Learning state and action space hierarchies for reinforcement learning using action-dependent partitioning

Autonomous systems are often difficult to program. Reinforcement learning (RL) is an attractive alternative, as it allows the agent to learn behavior on the basis of sparse, delayed reward signals provided only when the agent reaches desired goals. Recent attempts to address the dimensionality of RL have turned to principled ways of exploiting temporal abstraction where decisions are not required at each step but rather invoke the execution of temporally-extended activities which follow their own policies until termination. This leads naturally to hierarchical control architectures and associated learning algorithms. This dissertation reviews several approaches to temporal abstraction and hierarchical organization that machine learning researchers have recently developed and presents a new method for the autonomous construction of hierarchical action and state representations in reinforcement learning, aimed at accelerating learning and extending the scope of such systems.
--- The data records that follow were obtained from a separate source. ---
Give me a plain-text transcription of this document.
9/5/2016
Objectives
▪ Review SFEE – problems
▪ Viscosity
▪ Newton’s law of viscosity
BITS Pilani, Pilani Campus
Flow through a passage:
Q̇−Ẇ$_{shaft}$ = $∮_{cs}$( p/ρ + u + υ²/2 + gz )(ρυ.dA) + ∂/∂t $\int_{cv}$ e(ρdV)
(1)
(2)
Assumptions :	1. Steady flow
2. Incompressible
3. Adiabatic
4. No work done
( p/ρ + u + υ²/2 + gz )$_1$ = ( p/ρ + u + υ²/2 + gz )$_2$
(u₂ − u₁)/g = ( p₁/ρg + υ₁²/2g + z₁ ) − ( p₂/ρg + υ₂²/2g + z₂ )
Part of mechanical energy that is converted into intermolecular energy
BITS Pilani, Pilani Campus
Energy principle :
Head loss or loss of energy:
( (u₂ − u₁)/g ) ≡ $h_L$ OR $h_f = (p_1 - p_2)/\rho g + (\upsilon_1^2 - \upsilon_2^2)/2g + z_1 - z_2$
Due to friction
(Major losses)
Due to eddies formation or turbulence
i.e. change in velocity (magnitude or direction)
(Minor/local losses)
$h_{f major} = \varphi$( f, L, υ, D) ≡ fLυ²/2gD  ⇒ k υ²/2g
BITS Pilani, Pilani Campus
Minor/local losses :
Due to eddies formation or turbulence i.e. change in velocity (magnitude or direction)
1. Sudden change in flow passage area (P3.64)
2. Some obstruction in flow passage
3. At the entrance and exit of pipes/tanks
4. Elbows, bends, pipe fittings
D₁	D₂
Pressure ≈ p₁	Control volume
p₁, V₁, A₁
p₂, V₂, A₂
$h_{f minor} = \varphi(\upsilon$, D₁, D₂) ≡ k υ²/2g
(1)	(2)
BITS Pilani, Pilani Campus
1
In this approach, the agent uses information acquired while learning one task to discover iv subgoals for similar tasks. The agent is able to transfer knowledge to subsequent tasks and to accelerate learning by creating useful new subgoals and by off-line learning of corresponding subtask policies as abstract actions (options). At the same time, the subgoal actions are used to construct a more abstract state representation using action-dependent state space partitioning. This representation forms a new level in the state space hierarchy and serves as the initial representation for new learning tasks (the decision layer). In order to ensure that tasks are learnable, value functions are built simultaneously at different levels of the hierarchy and inconsistencies are used to identify actions to be used to refine relevant portions of the abstract state space. This representation serves as a first layer of the hierarchy. In order to estimate the structure of the state space for learning future tasks, the decision layer is constructed based on an estimate of the expected time to learn a new task and the system's experience with previously learned tasks. Together, these techniques permit the agent to form more abstract action and state representations over time. Experiments in deterministic and stochastic domains show that the presented method can significantly outperform learning on a flat state space representation.